Quando un operaio muore sul lavoro gli inquirenti fanno sapere che stanno verificando se c’è stato un guasto tecnico o se la vittima ha commesso qualche errore. La seconda ipotesi sembra ovvia, ma sottintende l’immoralità di un sistema che ogni giorno soppesa se la sicurezza di chi lavora sia un lusso sostenibile. Ci viene posto questo osceno interrogativo: Emanuele Zanin, 46 anni, e Jagdeep Singh, 42 anni, morti ieri a Pieve Emanuele, alle porte di Milano, mentre trafficavano con l'azoto liquido per i laboratori di ricerca dell'ospedale Humanitas, potrebbero essere morti per colpa della propria imperizia o imprudenza?

È una scandalosa follia. Un operaio ha il diritto di essere distratto e magari anche un po' tonto. Non può esistere un lavoro in cui, se non sei bravo e attento, scatta la pena di morte. No, la verità è che i due operai sono stati uccisi dal controllo dei costi. Nessun’altra ipotesi è accettabile, proprio perché sono stati uccisi da una fuga di azoto liquido.

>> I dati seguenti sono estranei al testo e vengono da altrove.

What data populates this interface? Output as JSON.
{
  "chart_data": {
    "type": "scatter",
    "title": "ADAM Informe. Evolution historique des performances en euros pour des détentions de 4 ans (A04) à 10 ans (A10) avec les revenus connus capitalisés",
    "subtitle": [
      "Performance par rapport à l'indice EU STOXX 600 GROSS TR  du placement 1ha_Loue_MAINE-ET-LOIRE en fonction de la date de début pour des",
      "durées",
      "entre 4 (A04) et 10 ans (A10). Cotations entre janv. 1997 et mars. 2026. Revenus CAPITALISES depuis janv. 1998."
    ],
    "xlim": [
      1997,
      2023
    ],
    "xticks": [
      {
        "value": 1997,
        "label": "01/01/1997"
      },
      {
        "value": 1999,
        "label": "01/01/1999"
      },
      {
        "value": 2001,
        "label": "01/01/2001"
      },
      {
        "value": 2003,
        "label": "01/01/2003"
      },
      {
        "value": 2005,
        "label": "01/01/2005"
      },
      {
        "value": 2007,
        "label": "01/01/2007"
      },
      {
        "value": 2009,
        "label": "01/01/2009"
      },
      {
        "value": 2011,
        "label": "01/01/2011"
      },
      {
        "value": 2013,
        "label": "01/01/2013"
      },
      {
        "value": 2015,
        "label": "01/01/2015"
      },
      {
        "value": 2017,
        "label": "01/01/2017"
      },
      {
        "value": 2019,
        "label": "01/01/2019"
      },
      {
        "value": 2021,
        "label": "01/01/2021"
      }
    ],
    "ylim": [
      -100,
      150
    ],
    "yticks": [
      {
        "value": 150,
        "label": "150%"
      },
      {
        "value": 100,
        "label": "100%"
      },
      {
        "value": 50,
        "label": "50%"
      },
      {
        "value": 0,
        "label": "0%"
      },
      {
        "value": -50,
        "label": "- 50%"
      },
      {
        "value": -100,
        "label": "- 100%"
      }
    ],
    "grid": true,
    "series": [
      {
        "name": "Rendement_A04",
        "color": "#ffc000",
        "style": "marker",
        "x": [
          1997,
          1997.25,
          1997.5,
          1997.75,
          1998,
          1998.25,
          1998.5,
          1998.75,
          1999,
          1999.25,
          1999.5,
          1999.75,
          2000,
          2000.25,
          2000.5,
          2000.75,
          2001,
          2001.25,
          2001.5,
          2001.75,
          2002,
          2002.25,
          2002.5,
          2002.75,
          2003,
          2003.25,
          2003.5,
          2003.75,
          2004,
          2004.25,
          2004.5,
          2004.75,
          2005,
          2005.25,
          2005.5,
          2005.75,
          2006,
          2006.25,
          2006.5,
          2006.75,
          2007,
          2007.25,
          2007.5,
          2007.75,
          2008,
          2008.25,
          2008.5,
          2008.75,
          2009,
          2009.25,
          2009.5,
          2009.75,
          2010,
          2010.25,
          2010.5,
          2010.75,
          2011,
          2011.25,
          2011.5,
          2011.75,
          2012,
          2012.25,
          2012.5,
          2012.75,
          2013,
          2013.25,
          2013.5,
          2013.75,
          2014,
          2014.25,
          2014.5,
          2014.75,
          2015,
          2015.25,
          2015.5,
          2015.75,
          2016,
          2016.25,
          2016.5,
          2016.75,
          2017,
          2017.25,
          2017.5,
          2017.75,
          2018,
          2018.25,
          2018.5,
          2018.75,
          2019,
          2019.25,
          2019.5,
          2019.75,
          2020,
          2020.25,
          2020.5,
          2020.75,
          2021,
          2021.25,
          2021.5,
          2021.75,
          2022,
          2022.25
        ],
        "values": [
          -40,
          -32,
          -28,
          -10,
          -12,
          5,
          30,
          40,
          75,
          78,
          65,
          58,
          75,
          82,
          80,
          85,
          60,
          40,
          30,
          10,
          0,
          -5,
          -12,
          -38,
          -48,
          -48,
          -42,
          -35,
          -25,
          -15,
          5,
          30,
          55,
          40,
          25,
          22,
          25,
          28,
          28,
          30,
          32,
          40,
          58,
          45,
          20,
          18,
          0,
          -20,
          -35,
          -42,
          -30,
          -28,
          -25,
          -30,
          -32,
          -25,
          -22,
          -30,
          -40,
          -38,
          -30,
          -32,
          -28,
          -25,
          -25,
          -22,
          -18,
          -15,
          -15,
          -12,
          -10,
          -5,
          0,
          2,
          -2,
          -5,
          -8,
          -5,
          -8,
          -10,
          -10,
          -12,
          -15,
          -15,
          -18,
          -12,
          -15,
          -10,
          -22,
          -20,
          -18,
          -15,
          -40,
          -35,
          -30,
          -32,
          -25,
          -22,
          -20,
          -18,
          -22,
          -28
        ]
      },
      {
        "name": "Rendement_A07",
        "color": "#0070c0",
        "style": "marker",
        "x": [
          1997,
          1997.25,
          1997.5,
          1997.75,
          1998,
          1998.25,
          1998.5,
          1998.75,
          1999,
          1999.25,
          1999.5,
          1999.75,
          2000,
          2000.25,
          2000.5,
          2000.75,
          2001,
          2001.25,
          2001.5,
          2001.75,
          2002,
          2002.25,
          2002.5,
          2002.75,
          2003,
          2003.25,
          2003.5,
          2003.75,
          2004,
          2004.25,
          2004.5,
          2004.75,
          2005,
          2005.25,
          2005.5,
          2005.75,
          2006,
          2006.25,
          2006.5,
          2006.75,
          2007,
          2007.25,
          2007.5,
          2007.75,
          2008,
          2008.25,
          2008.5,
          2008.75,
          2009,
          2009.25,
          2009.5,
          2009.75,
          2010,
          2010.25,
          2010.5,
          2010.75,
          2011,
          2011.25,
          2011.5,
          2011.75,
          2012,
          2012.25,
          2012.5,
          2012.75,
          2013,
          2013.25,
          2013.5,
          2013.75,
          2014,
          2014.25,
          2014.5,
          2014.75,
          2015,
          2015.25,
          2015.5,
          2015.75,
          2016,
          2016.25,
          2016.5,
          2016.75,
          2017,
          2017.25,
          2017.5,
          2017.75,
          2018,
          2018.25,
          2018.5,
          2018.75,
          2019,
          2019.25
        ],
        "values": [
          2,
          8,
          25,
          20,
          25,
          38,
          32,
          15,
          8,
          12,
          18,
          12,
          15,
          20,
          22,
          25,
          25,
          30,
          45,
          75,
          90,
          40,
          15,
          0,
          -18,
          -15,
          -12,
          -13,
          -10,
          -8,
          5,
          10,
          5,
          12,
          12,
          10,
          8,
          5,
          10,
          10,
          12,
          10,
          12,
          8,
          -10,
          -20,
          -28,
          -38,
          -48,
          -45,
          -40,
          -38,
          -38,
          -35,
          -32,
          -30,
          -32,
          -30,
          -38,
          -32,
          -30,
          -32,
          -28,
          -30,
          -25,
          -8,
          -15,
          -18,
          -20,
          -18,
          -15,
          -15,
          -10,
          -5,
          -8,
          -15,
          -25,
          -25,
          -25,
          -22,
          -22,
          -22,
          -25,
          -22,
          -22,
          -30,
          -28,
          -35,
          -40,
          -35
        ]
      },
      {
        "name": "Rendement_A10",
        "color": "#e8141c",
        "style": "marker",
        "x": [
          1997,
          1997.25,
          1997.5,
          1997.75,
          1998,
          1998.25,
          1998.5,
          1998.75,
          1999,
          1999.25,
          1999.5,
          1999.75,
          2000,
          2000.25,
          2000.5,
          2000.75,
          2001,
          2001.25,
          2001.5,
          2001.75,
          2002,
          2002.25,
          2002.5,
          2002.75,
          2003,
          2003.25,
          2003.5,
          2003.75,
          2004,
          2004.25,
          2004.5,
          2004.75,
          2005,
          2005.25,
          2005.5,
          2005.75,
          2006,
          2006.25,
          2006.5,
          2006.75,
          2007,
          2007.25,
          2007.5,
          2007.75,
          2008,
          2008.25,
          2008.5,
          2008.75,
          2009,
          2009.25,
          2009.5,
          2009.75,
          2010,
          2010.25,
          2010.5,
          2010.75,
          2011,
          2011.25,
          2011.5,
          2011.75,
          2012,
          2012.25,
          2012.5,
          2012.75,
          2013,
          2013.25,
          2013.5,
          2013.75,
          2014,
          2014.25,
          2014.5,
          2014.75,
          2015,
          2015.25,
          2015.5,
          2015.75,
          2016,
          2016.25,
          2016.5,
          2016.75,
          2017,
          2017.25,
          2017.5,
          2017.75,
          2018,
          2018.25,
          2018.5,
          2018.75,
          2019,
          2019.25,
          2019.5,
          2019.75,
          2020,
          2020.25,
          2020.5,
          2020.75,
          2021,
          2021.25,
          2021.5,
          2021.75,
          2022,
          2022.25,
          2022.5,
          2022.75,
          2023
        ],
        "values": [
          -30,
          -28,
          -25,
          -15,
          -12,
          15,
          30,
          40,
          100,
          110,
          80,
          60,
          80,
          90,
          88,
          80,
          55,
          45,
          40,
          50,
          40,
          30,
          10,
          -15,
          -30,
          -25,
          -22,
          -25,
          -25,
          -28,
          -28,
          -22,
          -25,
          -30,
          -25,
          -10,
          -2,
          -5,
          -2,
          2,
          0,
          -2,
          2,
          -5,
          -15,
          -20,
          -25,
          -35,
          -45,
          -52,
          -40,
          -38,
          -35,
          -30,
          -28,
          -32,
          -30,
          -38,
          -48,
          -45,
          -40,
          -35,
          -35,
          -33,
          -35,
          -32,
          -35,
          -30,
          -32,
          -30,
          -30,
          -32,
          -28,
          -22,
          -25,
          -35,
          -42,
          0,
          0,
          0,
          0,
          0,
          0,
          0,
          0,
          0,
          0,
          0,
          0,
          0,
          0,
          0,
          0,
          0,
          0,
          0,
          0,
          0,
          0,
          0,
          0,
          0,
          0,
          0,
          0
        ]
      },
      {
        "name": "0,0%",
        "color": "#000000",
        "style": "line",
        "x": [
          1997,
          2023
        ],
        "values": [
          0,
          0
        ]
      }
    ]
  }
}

L'azoto rappresenta il 79 per cento dell’aria che respiriamo ma è anche il peggior veleno esistente in natura. Per una serie di ragioni tecniche che un operaio ha diritto di non sapere ma che i valorosi medici dell'Humanitas conoscono benissimo, è il 21 per cento di ossigeno che ci fa vivere. Se la concentrazione di azoto sale dal 79 all'85 o al 90 per cento, un uomo muore in meno di dieci secondi. L'azoto entra nei polmoni ed estrae istantaneamente tutto l’ossigeno presente nel sangue. È l’asfissia più rapida che si conosca. Zanin e Singh sono stati investiti dall’azoto liquido che, quando si disperde nell’aria, si riscalda e torna allo stato gassoso. Il suo volume si moltiplica fino a 650 volte e forma la nube assassina che ha ucciso all’istante i due operai.

Per questo l’azoto imporrebbe misure di sicurezza maniacali. E se qualcuno dice che costerebbero troppo dovrebbe, coerentemente, mandare i suoi figli a lavorarci. Il decreto legislativo 81 del 2008 prescrive alle imprese ben nove misure di sicurezza per proteggere chi lavora con l’azoto, e quella legge è da sempre contestata dalla Confindustria perché troppo oppressiva e burocratica. Nel 2009 tre operai furono uccisi dall'azoto a Sarroch, in Sardegna, nella raffineria Saras della famiglia Moratti. Il processo, concluso con alcune condanne per omicidio colposo, accertò che nessuna delle nove regole era stata rispettata. Adesso i magistrati ci diranno quante ne rispettava l’Humanitas.

Infine, qui non siamo ai margini opachi del sistema economico. Zanin e Singh lavoravano in appalto per la Sol, grande azienda che fa capo a un esponente di spicco della Confindustria come Aldo Fumagalli, talmente amato dal centrosinistra come imprenditore illuminato che nel 1997 lo candidò a sindaco di Milano contro Gabriele Albertini. La Sol fornisce l'azoto liquido all'Humanitas che fa capo a Gianfelice Rocca, un’altro papavero confindustriale. L’Humanitas è un’azienda privata che fattura centinaia di milioni al Servizio sanitario nazionale e distribuisce dividendi alle holding proprietarie esterovestite. La verità ce l'abbiamo davanti agli occhi: ogni giorno chi lavora con l’azoto rischia la vita per mille euro al mese se va bene, ma per gli eroi del capitalismo italiano è un rischio calcolato. Sulla pelle degli operai.